Effect of post-treatment with GF109203X (10 nmol per paw), KT5720 (3 nmol per paw) or PD98059 (30 nmol per paw) on PGE₂-induced paw-licking (a) or mechanical allodynia (b) in mice. The effects of the drugs are expressed as licking time (s) or threshold (mg). Each column represents the mean of six animals and vertical lines show the s.e.m. ^#denotes significant difference from basal group, P<0.01 (Student–Newman–Keuls' test). Asterisks denote the significance levels, ^***P<0.001, compared with the PGE₂ plus vehicle-injected mice (black bar, one-way ANOVA followed by Student–Newman–Keuls' test).

Figure 7

Representative images of western immunoblotting and densitometry analyses showing the time course of phosphorylation of PKA RII (phospho-PKA RII; (a)) ERK (phospho-ERK1, (b)) PKCα translocation from cytosol (c) to membrane (d) in response to i.pl. injection of PGE₂ (3 nmol per paw) into mouse paw. Densities for actin are shown in (e). Mouse paw tissues were obtained from naive (basal, B) or PGE₂-injected mice at the indicated times.

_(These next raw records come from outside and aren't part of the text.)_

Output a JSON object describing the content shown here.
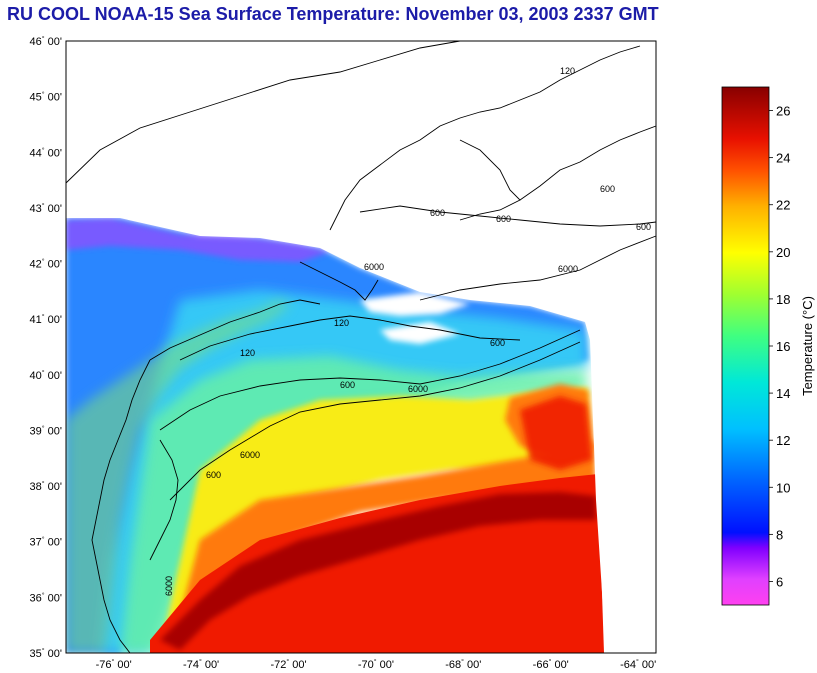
{
  "title": "RU COOL  NOAA-15  Sea Surface Temperature:  November 03, 2003 2337 GMT",
  "axes": {
    "lat_labels": [
      {
        "deg": "46",
        "min": "00'",
        "value": 46
      },
      {
        "deg": "45",
        "min": "00'",
        "value": 45
      },
      {
        "deg": "44",
        "min": "00'",
        "value": 44
      },
      {
        "deg": "43",
        "min": "00'",
        "value": 43
      },
      {
        "deg": "42",
        "min": "00'",
        "value": 42
      },
      {
        "deg": "41",
        "min": "00'",
        "value": 41
      },
      {
        "deg": "40",
        "min": "00'",
        "value": 40
      },
      {
        "deg": "39",
        "min": "00'",
        "value": 39
      },
      {
        "deg": "38",
        "min": "00'",
        "value": 38
      },
      {
        "deg": "37",
        "min": "00'",
        "value": 37
      },
      {
        "deg": "36",
        "min": "00'",
        "value": 36
      },
      {
        "deg": "35",
        "min": "00'",
        "value": 35
      }
    ],
    "lon_labels": [
      {
        "deg": "-76",
        "min": "00'",
        "value": -76
      },
      {
        "deg": "-74",
        "min": "00'",
        "value": -74
      },
      {
        "deg": "-72",
        "min": "00'",
        "value": -72
      },
      {
        "deg": "-70",
        "min": "00'",
        "value": -70
      },
      {
        "deg": "-68",
        "min": "00'",
        "value": -68
      },
      {
        "deg": "-66",
        "min": "00'",
        "value": -66
      },
      {
        "deg": "-64",
        "min": "00'",
        "value": -64
      }
    ],
    "lon_range": [
      -77.0,
      -63.5
    ],
    "lat_range": [
      35,
      46
    ]
  },
  "colorbar": {
    "label": "Temperature (°C)",
    "ticks": [
      "26",
      "24",
      "22",
      "20",
      "18",
      "16",
      "14",
      "12",
      "10",
      "8",
      "6"
    ],
    "tick_values": [
      26,
      24,
      22,
      20,
      18,
      16,
      14,
      12,
      10,
      8,
      6
    ],
    "range": [
      5,
      27
    ],
    "colors": [
      "#ff40f0",
      "#c038ff",
      "#3020d8",
      "#0060ff",
      "#00c8ff",
      "#00e8d0",
      "#40ff80",
      "#c0ff20",
      "#ffff00",
      "#ffb000",
      "#ff6000",
      "#ee1800",
      "#b40000",
      "#800000"
    ]
  },
  "contour_labels": [
    "120",
    "600",
    "6000",
    "600",
    "6000",
    "120",
    "600",
    "6000",
    "600",
    "120",
    "600",
    "6000",
    "600",
    "600",
    "6000"
  ],
  "sst_colors": {
    "cold": "#2a86ff",
    "cool": "#34c8f6",
    "mild": "#66f0a8",
    "warm_mid": "#d2f040",
    "yellow": "#f8ec18",
    "orange": "#ff7a10",
    "red": "#f01a00",
    "dark_red": "#a80000",
    "cloud": "#ffffff",
    "magenta": "#b838ff"
  }
}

Membrane levels of PKC-α and cytosolic levels of phospho-PKA RII, PKCα, phospho-ERK1 and actin were determined using specific antibody and indicated PK activation. Results were normalized by arbitrarily setting the densitometry of the basal group and are expressed as mean±s.e.m. (n=3). ^*P<0.05, as compared with basal values (one-way ANOVA followed by Dunnett's test).

Figure 8

Representative images of western immunoblotting and densitometry analyses showing the effect of EP₃ or EP₄ receptor antagonists in PGE₂-induced phosphorylation of PKA RII (phospho-PKA RII, (a)) of ERK1 (phospho-ERK1, (b)) or PKCα activation (PKCα membrane (c)) and PKCα cytosol (d)). Mouse paw tissues were obtained from naive (basal, B) or 15 min after PGE₂ injection. Cytosolic levels of phospho-PKA RII were determined using a specific antibody. Results were normalized by arbitrarily setting the densitometry of the basal group and are expressed as mean±s.e.m. (n=3). ^#P<0.05, as compared with basal values (B), ^*P<0.05, as compared with vehicle group (one-way ANOVA followed by Student–Newman–Keuls' test).